During Masot’s administration there occurred a transaction which occupied a place in the investigations of the special committee of the senate of the United States, appointed, in 1818, to inquire into and report upon the occurrences of the Seminole war of that year, prominent amongst them the capture of St. Marks and Pensacola. The committee condemned all Jackson’s proceedings and seem to have even harbored the suspicion that a land speculation prompted him to exact a cession of the latter place. The circumstances which induced the suspicion are detailed in an affidavit of General John B. Eaton, afterwards secretary of war under Jackson and governor of Florida, which appears amongst the documents accompanying the report of the committee.[[65]]
It seems that, in 1817, Eaton and James Jackson of Nashville—nowise related to General Jackson—foreseeing that Florida was to be acquired by the United States, resolved to make a purchase of lots in Pensacola and lands in its vicinity. To them were afterwards added six associates, John McCrae, James Jackson, Jr., John C. McElmore, John Jackson, Thomas Childress and John Donelson, who was a nephew of Mrs. Jackson. Donelson and a Mr. Gordon were appointed to proceed to Pensacola to make the purchases. As a measure of security to Donelson and Gordon, Eaton applied to General Jackson and obtained for them a letter of introduction to Masot. Provided with this letter, which facilitated their operations, Donelson and Gordon went to Pensacola and fulfilled their mission by buying a large number of unimproved town lots, sixty acres of land adjoining the town and a tract on the bay two or three miles to the westward.

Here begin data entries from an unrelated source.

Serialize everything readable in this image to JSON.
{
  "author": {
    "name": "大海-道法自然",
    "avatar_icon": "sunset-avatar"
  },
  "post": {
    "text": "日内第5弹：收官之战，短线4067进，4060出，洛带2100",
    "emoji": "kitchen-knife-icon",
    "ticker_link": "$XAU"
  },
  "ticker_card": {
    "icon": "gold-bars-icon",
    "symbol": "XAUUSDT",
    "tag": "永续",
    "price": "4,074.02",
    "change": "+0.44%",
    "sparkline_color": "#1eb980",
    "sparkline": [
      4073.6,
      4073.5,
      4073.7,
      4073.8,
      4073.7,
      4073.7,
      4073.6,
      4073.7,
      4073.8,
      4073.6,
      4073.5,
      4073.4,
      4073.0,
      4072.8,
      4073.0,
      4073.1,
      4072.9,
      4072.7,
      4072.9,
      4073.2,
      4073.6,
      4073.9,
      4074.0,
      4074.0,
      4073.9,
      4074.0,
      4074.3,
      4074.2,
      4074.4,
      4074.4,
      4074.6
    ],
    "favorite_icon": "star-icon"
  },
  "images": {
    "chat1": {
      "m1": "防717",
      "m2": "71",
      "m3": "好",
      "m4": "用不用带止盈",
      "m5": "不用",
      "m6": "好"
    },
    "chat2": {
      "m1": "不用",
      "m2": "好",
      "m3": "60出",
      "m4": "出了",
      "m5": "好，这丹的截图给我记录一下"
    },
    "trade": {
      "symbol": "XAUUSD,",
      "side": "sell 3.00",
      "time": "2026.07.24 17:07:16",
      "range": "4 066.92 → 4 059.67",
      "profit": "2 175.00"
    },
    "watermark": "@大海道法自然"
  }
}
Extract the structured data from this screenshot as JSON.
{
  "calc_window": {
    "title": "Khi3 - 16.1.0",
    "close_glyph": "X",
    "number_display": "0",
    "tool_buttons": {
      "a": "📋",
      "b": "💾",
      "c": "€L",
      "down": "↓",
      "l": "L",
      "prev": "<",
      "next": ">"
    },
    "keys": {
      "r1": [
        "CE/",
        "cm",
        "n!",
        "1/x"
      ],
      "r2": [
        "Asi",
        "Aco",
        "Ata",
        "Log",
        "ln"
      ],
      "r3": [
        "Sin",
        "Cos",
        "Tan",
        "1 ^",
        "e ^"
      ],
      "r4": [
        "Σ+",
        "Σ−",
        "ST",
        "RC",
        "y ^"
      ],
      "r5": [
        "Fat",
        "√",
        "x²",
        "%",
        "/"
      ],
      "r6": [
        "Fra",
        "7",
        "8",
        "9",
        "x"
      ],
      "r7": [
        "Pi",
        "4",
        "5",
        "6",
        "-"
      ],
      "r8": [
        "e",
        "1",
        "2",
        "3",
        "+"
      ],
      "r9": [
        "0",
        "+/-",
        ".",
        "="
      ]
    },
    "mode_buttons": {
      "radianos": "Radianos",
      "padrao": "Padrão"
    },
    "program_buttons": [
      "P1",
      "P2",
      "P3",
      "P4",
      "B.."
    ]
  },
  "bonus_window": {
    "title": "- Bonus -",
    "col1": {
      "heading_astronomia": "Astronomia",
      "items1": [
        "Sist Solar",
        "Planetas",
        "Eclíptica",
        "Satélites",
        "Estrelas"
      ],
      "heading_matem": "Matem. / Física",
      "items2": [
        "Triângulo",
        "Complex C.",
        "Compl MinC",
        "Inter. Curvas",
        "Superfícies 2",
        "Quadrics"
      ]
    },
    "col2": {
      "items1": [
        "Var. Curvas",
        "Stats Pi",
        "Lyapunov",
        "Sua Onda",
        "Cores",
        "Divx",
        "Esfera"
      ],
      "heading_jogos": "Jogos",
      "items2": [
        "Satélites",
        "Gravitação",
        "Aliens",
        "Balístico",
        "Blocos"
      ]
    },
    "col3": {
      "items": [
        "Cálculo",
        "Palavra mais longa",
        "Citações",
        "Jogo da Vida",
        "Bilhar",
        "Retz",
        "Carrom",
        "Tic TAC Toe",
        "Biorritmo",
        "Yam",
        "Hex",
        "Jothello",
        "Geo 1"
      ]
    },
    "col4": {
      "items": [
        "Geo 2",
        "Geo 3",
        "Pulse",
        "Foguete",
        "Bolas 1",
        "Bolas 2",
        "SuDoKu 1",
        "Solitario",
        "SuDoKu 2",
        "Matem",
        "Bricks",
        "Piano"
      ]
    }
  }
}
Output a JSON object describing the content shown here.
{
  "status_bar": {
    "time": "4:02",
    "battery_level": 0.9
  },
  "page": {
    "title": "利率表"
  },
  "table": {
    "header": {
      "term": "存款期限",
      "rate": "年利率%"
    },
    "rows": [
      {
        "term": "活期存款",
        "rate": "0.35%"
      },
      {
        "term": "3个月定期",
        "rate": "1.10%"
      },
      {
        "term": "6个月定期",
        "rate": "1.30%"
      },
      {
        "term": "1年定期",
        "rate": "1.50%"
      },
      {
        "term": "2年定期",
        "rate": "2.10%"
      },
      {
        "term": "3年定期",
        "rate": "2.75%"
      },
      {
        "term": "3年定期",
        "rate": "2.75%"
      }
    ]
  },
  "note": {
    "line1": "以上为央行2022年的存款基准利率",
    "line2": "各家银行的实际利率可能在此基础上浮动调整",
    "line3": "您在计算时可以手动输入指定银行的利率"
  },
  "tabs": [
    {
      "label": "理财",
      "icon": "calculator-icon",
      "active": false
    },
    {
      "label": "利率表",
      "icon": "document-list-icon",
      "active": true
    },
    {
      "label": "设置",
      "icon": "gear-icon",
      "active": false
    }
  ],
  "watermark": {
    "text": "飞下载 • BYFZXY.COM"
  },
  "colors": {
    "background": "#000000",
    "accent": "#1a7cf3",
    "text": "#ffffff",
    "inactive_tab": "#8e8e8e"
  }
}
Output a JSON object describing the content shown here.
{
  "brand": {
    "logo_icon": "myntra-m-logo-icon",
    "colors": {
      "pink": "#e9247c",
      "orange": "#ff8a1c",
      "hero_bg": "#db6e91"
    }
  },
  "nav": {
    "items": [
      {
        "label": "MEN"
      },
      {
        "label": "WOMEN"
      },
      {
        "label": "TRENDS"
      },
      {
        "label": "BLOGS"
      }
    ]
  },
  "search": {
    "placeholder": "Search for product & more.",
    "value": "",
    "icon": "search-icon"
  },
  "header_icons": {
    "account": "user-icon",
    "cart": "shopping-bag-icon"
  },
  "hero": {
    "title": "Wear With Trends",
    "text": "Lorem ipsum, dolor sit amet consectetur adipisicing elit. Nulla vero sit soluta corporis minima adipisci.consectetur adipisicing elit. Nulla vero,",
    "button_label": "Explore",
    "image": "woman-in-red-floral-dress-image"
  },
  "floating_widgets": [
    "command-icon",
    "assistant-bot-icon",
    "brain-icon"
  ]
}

Eaton says: General Jackson had no interest in the speculation, nor was he consulted respecting it, his only connection with it being the letter to Masot. As there is no allusion to the transaction in the report of the committee, they must have concluded that the suspicion which prompted the search for evidence respecting it was unfounded. Such at least must be the just conclusion from the silence in respect to the matter observed by a document so full of pointed condemnation of Jackson’s acts, of the manner in which his army was raised and the officers commissioned by himself, the executions of Arbuthnot and Ambrister, the capture of St. Marks and Pensacola, the establishment of a provisional government, the extension of the revenue laws of the United States over the conquered province, and the appointments for it of a governor and a collector of the customs.
CHAPTER XXIII.
Treaty Ratified—Jackson Appointed Provisional Governor—Goes to Pensacola—Mrs. Jackson in Pensacola—Change of Flags—Callava Imprisoned—Territorial Government—Governor Duval—First Legislature Meets at Pensacola.
Although the United States was unremitting in its efforts to induce Spain to ratify the treaty of cession, her ratification was postponed from time to time under various pretexts. Prominent English journals having declared, that if Florida was ceded to the United States, Great Britain, in order to maintain her influence in the Gulf of Mexico, should insist upon a surrender to her of the Island of Cuba, public opinion in the United States settled down to the conclusion that the delay of the ratification was due to British intrigue. But, that this opinion was ill founded, is evident from President Monroe’s message of the seventh of December, 1819, in which he says: “In the course which the Spanish government has on this occasion thought proper to pursue, it is satisfactory to know that they have not been countenanced by any European power. On the contrary, the opinion and wishes of both France and Great Britain have not been withheld either from the United States or Spain, and have been unequivocal in favor of ratification.”
The procrastination of Spain was the occasion of intense public feeling in the United States; which at length formally manifested itself on March 8, 1820, in a resolution reported by the committee of Foreign Relations of the House of Representatives, to authorize the President to take possession of West Florida. Patience, however, prevailed, and on February 19, 1821, the ratification took place.
General Jackson was shortly afterwards appointed Provisional Governor of Florida, and instructed to proceed to Pensacola with a small military force, to receive from the Spanish authorities a formal surrender of West Florida. On April 18, he left the Hermitage, with Mrs. Jackson and his adopted son, Andrew Jackson Donelson, to enter upon the long, tedious journey to Pensacola, via New Orleans.
A stage of the journey in Southern Alabama, brought him to a military post, in the neighborhood of which, William Weatherford, the Creek hero, resided. At the suggestion of General Jackson, Colonel Brooke, the commandant of the Post, and his host, invited Weatherford to dine with his conqueror. The invitation was accepted. When the Great Chief appeared, Jackson cordially met him, and taking him by the hand, presented him to Mrs. Jackson as “the bravest man in his tribe.”